Chunky: Critique de l’album de Somebody’s Child

Depuis au moins 15 ans, Chunky est la voix non officielle de la scène des clubs underground de Manchester : un hôte toastant dans la vieille tradition, mais avec un humour doux et un comportement musical qui évitent les signes extérieurs macho habituels des MC de club. Il plonge et danse sur le hip-hop et la crasse avec la même facilité que la drum’n’bass et la techno leftfield, et ses extraits sonores nasillards et ses aphorismes effrontés – sur les lignes de basse grossières, le prix d’un sac d’herbe – sont souvent le son qui sonne à gauche dans les oreilles des clubbers alors qu’ils rentrent chez eux à l’aube.

Manchester a beaucoup changé depuis que Chunky a commencé à cracher, avec des milliards de livres injectées dans la construction de nouveaux monolithes de verre et d’acier dans tout le centre-ville, chassant les habitants et attirant les yuppies avec un penchant pour les plaintes de bruit. Et tandis que le bagage culturel de la ville balance toujours lourd – Factory Records, l’Haçienda, ces Gallaghers et leurs légions d’acolytes à la parka et à la coupe carrée – le bourdonnement de la musique électronique qui repousse les limites est resté constant. Avec L’enfant de quelqu’unl’effort solo le plus substantiel du rappeur-producteur à ce jour, Chunky s’inscrit dans une riche lignée qui va de A Guy Called Gerald à Anz : une lignée qui met l’accent sur le caractère, le charisme et, parfois, juste un peu bizarre.

En dépit de l’endroit où il a été incubé, L’enfant de quelqu’un se sent éloigné de l’agitation ouverte du club ou de la démangeaison des afters. Au lieu de cela, ces influences nocturnes arrivent comme des éruptions solaires, déclenchant des aurores parsemées de couleurs et de lumière : la production est sobre, particulaire et trippante, dirigée par une sorte de curiosité enfantine qui correspond à la douce intimité de la prestation vocale de Chunky.

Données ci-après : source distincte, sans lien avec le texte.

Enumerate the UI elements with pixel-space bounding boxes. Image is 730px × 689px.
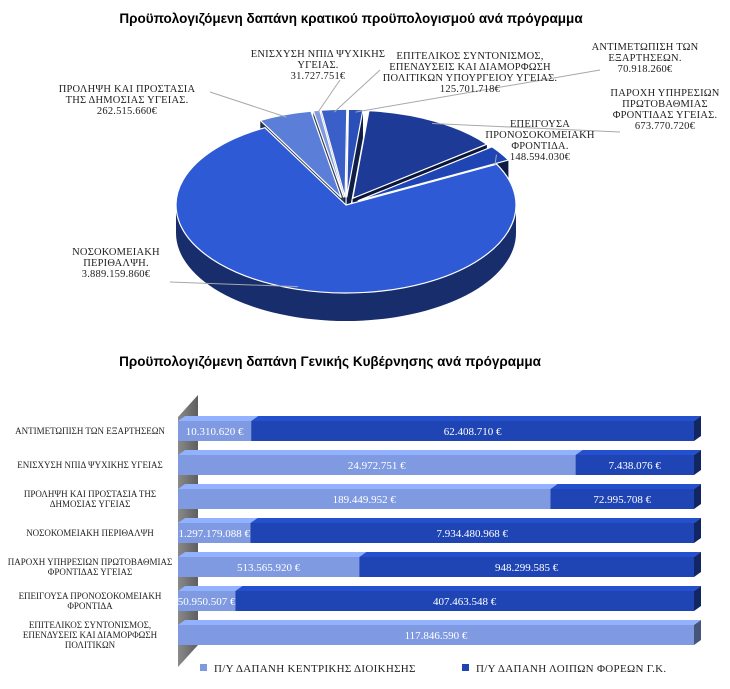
pie-value-label: 262.515.660€ xyxy=(97,106,158,117)
bar-end-cap xyxy=(694,552,701,577)
bar-other-1 xyxy=(575,455,694,475)
pie-value-label: 31.727.751€ xyxy=(291,71,346,82)
bar-top-face xyxy=(178,552,367,557)
bar-category-label: ΕΠΙΤΕΛΙΚΟΣ ΣΥΝΤΟΝΙΣΜΟΣ, ΕΠΕΝΔΥΣΕΙΣ ΚΑΙ ΔΙ… xyxy=(23,620,158,650)
bar-end-cap xyxy=(694,518,701,543)
pie-value-label: 148.594.030€ xyxy=(510,152,571,163)
bar-other-0 xyxy=(251,421,694,441)
bar-central-0 xyxy=(178,421,252,441)
pie-label-νοσοκομειακη: ΝΟΣΟΚΟΜΕΙΑΚΗ ΠΕΡΙΘΑΛΨΗ. 3.889.159.860€ xyxy=(72,247,160,280)
bar-other-2 xyxy=(550,489,694,509)
pie-leader-line xyxy=(355,69,601,113)
bar-other-3 xyxy=(250,523,694,543)
bar-value-label: 24.972.751 € xyxy=(348,460,406,472)
pie-chart-title: Προϋπολογιζόμενη δαπάνη κρατικού προϋπολ… xyxy=(119,11,583,26)
bar-category-label: ΕΝΙΣΧΥΣΗ ΝΠΙΔ ΨΥΧΙΚΗΣ ΥΓΕΙΑΣ xyxy=(17,460,162,470)
bar-value-label: 7.438.076 € xyxy=(609,460,662,472)
bar-value-label: 72.995.708 € xyxy=(593,494,651,506)
bar-end-cap xyxy=(694,620,701,645)
pie-slice-παροχη-υπηρεσιων xyxy=(351,110,489,200)
pie-slice-νοσοκομειακη xyxy=(175,126,517,294)
pie-labels: ΑΝΤΙΜΕΤΩΠΙΣΗ ΤΩΝ ΕΞΑΡΤΗΣΕΩΝ. 70.918.260€ ΠΑ… xyxy=(59,42,720,288)
bar-top-face xyxy=(178,620,701,625)
bar-category-label: ΠΡΟΛΗΨΗ ΚΑΙ ΠΡΟΣΤΑΣΙΑ ΤΗΣ ΔΗΜΟΣΙΑΣ ΥΓΕΙΑΣ xyxy=(24,489,156,509)
bar-value-label: 62.408.710 € xyxy=(444,426,502,438)
legend-swatch xyxy=(462,664,469,671)
legend-label: Π/Υ ΔΑΠΑΝΗ ΚΕΝΤΡΙΚΗΣ ΔΙΟΙΚΗΣΗΣ xyxy=(214,663,416,675)
bar-value-label: 50.950.507 € xyxy=(178,596,236,608)
bar-value-label: 7.934.480.968 € xyxy=(437,528,509,540)
bar-end-cap xyxy=(694,484,701,509)
pie-leader-line xyxy=(316,79,341,114)
bar-category-label: ΑΝΤΙΜΕΤΩΠΙΣΗ ΤΩΝ ΕΞΑΡΤΗΣΕΩΝ xyxy=(15,426,165,436)
pie-leader-line xyxy=(432,122,621,133)
bar-end-cap xyxy=(694,416,701,441)
pie-label-αντιμετωπιση-των: ΑΝΤΙΜΕΤΩΠΙΣΗ ΤΩΝ ΕΞΑΡΤΗΣΕΩΝ. 70.918.260€ xyxy=(592,42,699,75)
bar-value-label: 10.310.620 € xyxy=(186,426,244,438)
bar-end-cap xyxy=(694,586,701,611)
bar-top-face xyxy=(550,484,701,489)
bar-end-cap xyxy=(694,450,701,475)
bar-top-face xyxy=(359,552,701,557)
bar-chart-title: Προϋπολογιζόμενη δαπάνη Γενικής Κυβέρνησ… xyxy=(119,354,541,369)
bar-central-4 xyxy=(178,557,360,577)
bar-value-label: 513.565.920 € xyxy=(237,562,301,574)
bar-category-label: ΠΑΡΟΧΗ ΥΠΗΡΕΣΙΩΝ ΠΡΩΤΟΒΑΘΜΙΑΣ ΦΡΟΝΤΙΔΑΣ Υ… xyxy=(8,557,173,577)
pie-leader-line xyxy=(169,281,298,288)
pie-label-επειγουσα: ΕΠΕΙΓΟΥΣΑ ΠΡΟΝΟΣΟΚΟΜΕΙΑΚΗ ΦΡΟΝΤΙΔΑ. 148.594… xyxy=(485,119,595,163)
bar-value-label: 1.297.179.088 € xyxy=(179,528,251,540)
pie-slice-αντιμετωπιση-των xyxy=(346,108,364,198)
bar-top-face xyxy=(250,518,701,523)
bar-legend: Π/Υ ΔΑΠΑΝΗ ΚΕΝΤΡΙΚΗΣ ΔΙΟΙΚΗΣΗΣ Π/Υ ΔΑΠΑΝΗ… xyxy=(200,663,666,675)
bar-other-4 xyxy=(359,557,694,577)
pie-slice-προληψη-και-προστασια xyxy=(259,110,342,199)
pie-slice-side xyxy=(176,205,516,321)
bar-value-label: 948.299.585 € xyxy=(495,562,559,574)
bar-value-label: 189.449.952 € xyxy=(333,494,397,506)
bar-top-face xyxy=(178,416,259,421)
bar-other-5 xyxy=(235,591,695,611)
bar-top-face xyxy=(575,450,701,455)
pie-leader-line xyxy=(494,154,497,166)
pie-label-προληψη-και-προστασια: ΠΡΟΛΗΨΗ ΚΑΙ ΠΡΟΣΤΑΣΙΑ ΤΗΣ ΔΗΜΟΣΙΑΣ ΥΓΕΙΑΣ… xyxy=(59,84,196,117)
pie-value-label: 673.770.720€ xyxy=(635,121,696,132)
pie-value-label: 3.889.159.860€ xyxy=(82,269,151,280)
pie-value-label: 125.701.718€ xyxy=(440,84,501,95)
pie-leader-line xyxy=(209,91,287,118)
bar-category-label: ΕΠΕΙΓΟΥΣΑ ΠΡΟΝΟΣΟΚΟΜΕΙΑΚΗ ΦΡΟΝΤΙΔΑ xyxy=(19,591,162,611)
bar-top-face xyxy=(178,450,583,455)
pie-label-ενισχυση-νπιδ-ψυχικης: ΕΝΙΣΧΥΣΗ ΝΠΙΔ ΨΥΧΙΚΗΣ ΥΓΕΙΑΣ. 31.727.751€ xyxy=(251,49,385,82)
bar-central-1 xyxy=(178,455,576,475)
pie-leader-line xyxy=(333,69,381,113)
bar-top-face xyxy=(251,416,701,421)
bar-top-face xyxy=(178,518,258,523)
bar-central-3 xyxy=(178,523,251,543)
legend-swatch xyxy=(200,664,207,671)
legend-label: Π/Υ ΔΑΠΑΝΗ ΛΟΙΠΩΝ ΦΟΡΕΩΝ Γ.Κ. xyxy=(476,663,666,675)
bar-central-5 xyxy=(178,591,236,611)
bar-central-2 xyxy=(178,489,551,509)
pie-slice-face xyxy=(346,109,363,226)
bar-top-face xyxy=(235,586,702,591)
bar-central-6 xyxy=(178,625,694,645)
pie-label-παροχη-υπηρεσιων: ΠΑΡΟΧΗ ΥΠΗΡΕΣΙΩΝ ΠΡΩΤΟΒΑΘΜΙΑΣ ΦΡΟΝΤΙΔΑΣ ΥΓ… xyxy=(610,88,719,132)
bar-value-label: 117.846.590 € xyxy=(405,630,468,642)
bar-top-face xyxy=(178,586,243,591)
pie-label-επιτελικος-συντονισμος: ΕΠΙΤΕΛΙΚΟΣ ΣΥΝΤΟΝΙΣΜΟΣ, ΕΠΕΝΔΥΣΕΙΣ ΚΑΙ ΔΙ… xyxy=(383,51,558,95)
pie-slice-επιτελικος-συντονισμος xyxy=(320,108,348,198)
bar-value-label: 407.463.548 € xyxy=(433,596,497,608)
bar-top-face xyxy=(178,484,558,489)
bar-chart: 10.310.620 € 62.408.710 € ΑΝΤΙΜΕΤΩΠΙΣΗ ΤΩΝ… xyxy=(8,395,702,667)
pie-value-label: 70.918.260€ xyxy=(618,64,673,75)
pie-slice-επειγουσα xyxy=(357,146,510,202)
bar-category-label: ΝΟΣΟΚΟΜΕΙΑΚΗ ΠΕΡΙΘΑΛΨΗ xyxy=(26,528,154,538)
pie-chart xyxy=(175,108,517,321)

Il sautille entre les éclats métalliques sur « RNS », déclame sur la ligne de basse affaissée du canapé de « GNG » et se faufile dans une obscurité brumeuse sur « Meh ». L’ouverture « OUI I » se double d’un manifeste fascinant de flux de conscience qui saute sans accroc entre les spectacles sur scène et Rosa Parks, Napoleons Dynamite et Bonaparte, les barges d’épaule et les tours de cartes. Il tisse des interviews franches avec des membres plus jeunes de la famille entre le dancehall brisé de « Long N Strong », transformant les arrangements de percussion distants et minuscules en moments d’intimité familiale. Ce faisant, il applique les mêmes qualités qui l’ont aidé à réchauffer les foules dans la danse, les poussant à se déplacer vers l’avant, à remplir l’espace, à se connecter avec des étrangers.

Cette approche de forme libre a ses limites. Il y a des croquis qui donnent l’impression d’être encore au stade de brouillon. Le bop jazzy de « Giv U », une tendre dédicace à sa mère, a du mal à supporter le poids d’or des répliques de Lemn Sissay comme « Si j’avais pu choisir, sache que j’aurais quand même fait de toi ma maman / J’aurais volé, j’aurais tué, j’aurais trouvé une excuse/Pour continuer à faire de vous mes ducs.